Ma andiamo con ordine. Come si evince dalle tavole relative un terreno di metri quadri 231,50 viene valutato ai proprietari come indennità di esproprio circa 35 mila euro (particella 180), mentre un altro poco distante dal precedente di 220 metri quadrati (particella 325) è liquidato con la somma di ben 132 mila euro. Anche se quest’ultima è una particella vicino corso Roma si tratta comunque di una differenza davvero notevole.

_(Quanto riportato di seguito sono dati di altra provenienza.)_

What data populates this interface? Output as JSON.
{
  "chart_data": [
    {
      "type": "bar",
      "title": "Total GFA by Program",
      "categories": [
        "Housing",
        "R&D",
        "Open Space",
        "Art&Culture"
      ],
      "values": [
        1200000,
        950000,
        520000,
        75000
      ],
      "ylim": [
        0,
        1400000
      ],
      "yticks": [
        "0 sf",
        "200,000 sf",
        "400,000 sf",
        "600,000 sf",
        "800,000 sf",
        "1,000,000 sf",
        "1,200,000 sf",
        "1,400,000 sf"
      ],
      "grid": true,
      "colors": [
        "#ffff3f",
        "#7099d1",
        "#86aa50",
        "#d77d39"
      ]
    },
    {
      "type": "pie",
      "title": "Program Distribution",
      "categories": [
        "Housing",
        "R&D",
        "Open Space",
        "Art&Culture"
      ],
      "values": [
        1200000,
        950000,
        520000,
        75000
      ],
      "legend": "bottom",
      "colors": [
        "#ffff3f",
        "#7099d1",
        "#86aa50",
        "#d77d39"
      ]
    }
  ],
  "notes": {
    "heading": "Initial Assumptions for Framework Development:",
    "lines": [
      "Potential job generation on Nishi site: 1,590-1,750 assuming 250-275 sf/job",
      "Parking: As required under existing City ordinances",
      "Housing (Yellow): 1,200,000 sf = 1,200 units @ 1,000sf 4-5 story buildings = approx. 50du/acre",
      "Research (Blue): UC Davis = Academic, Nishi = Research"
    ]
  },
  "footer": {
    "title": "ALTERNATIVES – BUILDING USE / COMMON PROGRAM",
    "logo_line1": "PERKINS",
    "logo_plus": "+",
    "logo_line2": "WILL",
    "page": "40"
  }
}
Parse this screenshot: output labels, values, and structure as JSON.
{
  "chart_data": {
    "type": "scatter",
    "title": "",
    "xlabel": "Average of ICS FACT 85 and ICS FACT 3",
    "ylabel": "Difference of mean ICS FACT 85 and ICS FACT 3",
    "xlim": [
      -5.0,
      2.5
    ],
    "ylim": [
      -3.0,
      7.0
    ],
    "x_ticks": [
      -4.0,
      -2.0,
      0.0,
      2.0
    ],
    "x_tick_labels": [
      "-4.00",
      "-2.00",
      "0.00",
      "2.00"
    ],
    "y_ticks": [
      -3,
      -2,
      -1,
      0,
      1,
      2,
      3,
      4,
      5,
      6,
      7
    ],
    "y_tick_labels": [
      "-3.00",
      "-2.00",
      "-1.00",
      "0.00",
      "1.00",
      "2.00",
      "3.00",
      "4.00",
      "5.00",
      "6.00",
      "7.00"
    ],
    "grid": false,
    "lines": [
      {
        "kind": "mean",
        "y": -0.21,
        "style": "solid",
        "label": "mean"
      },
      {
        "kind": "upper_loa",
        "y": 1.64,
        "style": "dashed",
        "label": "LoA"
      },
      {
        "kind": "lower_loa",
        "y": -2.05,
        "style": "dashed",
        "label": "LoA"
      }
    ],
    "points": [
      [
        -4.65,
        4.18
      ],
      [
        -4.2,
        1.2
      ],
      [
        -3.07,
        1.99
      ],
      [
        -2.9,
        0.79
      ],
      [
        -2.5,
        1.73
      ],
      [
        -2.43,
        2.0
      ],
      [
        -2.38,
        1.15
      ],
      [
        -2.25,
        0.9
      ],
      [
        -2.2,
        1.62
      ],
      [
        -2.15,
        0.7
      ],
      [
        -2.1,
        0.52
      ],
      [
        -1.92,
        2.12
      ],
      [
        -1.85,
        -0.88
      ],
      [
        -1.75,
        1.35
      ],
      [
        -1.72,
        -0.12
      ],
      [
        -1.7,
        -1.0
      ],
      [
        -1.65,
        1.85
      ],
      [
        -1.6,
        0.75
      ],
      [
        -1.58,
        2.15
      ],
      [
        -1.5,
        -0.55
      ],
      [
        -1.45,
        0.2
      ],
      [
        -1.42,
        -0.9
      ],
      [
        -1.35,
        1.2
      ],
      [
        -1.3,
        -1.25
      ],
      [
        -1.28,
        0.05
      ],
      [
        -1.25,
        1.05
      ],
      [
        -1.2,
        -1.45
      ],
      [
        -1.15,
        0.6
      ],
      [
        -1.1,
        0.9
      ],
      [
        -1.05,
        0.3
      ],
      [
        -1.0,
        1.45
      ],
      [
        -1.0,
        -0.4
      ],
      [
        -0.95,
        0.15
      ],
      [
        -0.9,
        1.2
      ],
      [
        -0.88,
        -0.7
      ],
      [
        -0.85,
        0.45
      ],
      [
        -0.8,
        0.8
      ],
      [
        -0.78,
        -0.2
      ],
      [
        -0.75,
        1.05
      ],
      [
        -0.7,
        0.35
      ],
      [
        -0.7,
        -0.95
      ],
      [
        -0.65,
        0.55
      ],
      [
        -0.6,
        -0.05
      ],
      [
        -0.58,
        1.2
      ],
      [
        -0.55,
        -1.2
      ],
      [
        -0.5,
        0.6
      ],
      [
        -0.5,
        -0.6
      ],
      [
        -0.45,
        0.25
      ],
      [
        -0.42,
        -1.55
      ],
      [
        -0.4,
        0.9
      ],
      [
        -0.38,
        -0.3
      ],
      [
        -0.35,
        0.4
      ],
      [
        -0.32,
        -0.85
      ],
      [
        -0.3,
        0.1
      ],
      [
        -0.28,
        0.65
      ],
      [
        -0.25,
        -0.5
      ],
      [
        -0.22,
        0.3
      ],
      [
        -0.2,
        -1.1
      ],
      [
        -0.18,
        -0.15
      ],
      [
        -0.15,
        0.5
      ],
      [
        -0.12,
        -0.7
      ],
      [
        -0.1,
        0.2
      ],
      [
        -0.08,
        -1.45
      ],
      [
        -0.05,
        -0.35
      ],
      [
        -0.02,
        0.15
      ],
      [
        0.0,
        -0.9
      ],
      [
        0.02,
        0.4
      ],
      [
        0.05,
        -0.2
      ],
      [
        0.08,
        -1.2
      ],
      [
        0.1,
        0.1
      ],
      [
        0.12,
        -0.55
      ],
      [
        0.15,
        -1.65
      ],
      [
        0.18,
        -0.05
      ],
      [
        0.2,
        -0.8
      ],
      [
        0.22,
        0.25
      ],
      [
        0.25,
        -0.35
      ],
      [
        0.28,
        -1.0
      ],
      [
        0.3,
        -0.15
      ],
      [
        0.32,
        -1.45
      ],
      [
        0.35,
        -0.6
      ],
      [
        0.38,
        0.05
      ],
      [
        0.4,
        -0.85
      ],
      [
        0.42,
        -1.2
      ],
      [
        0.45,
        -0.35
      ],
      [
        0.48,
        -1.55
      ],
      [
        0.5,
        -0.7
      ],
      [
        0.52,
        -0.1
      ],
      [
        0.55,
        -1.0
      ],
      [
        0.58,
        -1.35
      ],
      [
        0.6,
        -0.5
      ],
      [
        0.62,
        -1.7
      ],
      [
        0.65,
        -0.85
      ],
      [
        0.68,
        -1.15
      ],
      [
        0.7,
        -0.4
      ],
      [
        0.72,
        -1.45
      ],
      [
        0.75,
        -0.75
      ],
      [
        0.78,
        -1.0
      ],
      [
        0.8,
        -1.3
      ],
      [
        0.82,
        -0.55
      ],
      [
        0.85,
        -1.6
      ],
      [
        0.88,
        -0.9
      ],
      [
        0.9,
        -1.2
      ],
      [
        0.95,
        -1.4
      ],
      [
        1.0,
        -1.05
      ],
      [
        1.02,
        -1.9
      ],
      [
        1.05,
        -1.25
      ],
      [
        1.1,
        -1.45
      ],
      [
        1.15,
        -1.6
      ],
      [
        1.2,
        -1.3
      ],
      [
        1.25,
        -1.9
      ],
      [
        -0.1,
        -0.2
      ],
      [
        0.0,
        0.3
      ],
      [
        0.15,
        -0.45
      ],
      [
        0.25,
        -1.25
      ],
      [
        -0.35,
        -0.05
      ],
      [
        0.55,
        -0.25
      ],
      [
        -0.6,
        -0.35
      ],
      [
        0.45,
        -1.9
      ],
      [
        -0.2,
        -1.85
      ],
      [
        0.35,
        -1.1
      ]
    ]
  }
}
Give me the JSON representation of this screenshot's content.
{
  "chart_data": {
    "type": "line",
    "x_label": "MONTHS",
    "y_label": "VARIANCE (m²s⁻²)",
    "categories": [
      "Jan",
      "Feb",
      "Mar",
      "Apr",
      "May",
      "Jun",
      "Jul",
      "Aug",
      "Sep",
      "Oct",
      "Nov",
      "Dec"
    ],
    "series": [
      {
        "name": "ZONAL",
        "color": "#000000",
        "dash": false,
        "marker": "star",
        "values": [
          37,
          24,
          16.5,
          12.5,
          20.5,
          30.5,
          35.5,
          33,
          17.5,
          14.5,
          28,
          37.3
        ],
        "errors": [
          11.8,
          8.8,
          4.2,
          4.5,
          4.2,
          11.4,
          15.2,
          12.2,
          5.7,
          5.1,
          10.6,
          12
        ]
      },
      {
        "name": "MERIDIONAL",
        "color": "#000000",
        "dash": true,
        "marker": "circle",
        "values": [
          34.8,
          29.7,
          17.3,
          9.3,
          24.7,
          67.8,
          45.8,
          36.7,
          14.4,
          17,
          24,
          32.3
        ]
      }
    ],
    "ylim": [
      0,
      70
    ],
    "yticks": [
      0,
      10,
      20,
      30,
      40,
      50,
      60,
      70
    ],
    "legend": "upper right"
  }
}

Nel ricorso si evidenzia inoltre che: «allo stato attuale il corpo di fabbrica espropriato è incompleto, in pessimo stato di conservazione staticamente compromesso, quindi per la sua demolizione si chiede che vengano rispettate tutte le precauzioni ed accortezze necessarie affinché non si metta in pericolo e pregiudizio la staticità del fabbricato principale dove lo stesso è in aderenza». E ancora:

«La particella n. 180 che interamente è di mq 473 è di natura edificabile ed è stata espropriata per 232 mq, a seguito di rilievo celerimetrico è risultato che la stessa è occupata in più di circa mq 10 (corpo scala esistente)». Sulla stessa particella insiste un fabbricato incompleto in ampliamento al corpo di fabbrica principale e all’arcata sottostante. L’immobile è così descritto: “l’area del corpo di fabbrica in tutto il suo comprensorio”, per tale motivo si scrive ancora nel ricorso: «si rende necessario che la particella 180, su cui insiste il corpo di fabbrica sia espropriata in tutta la sua interezza con il medesimo valore riconosciuto ai proprietari della particella 325avente stessa destinazione urbana».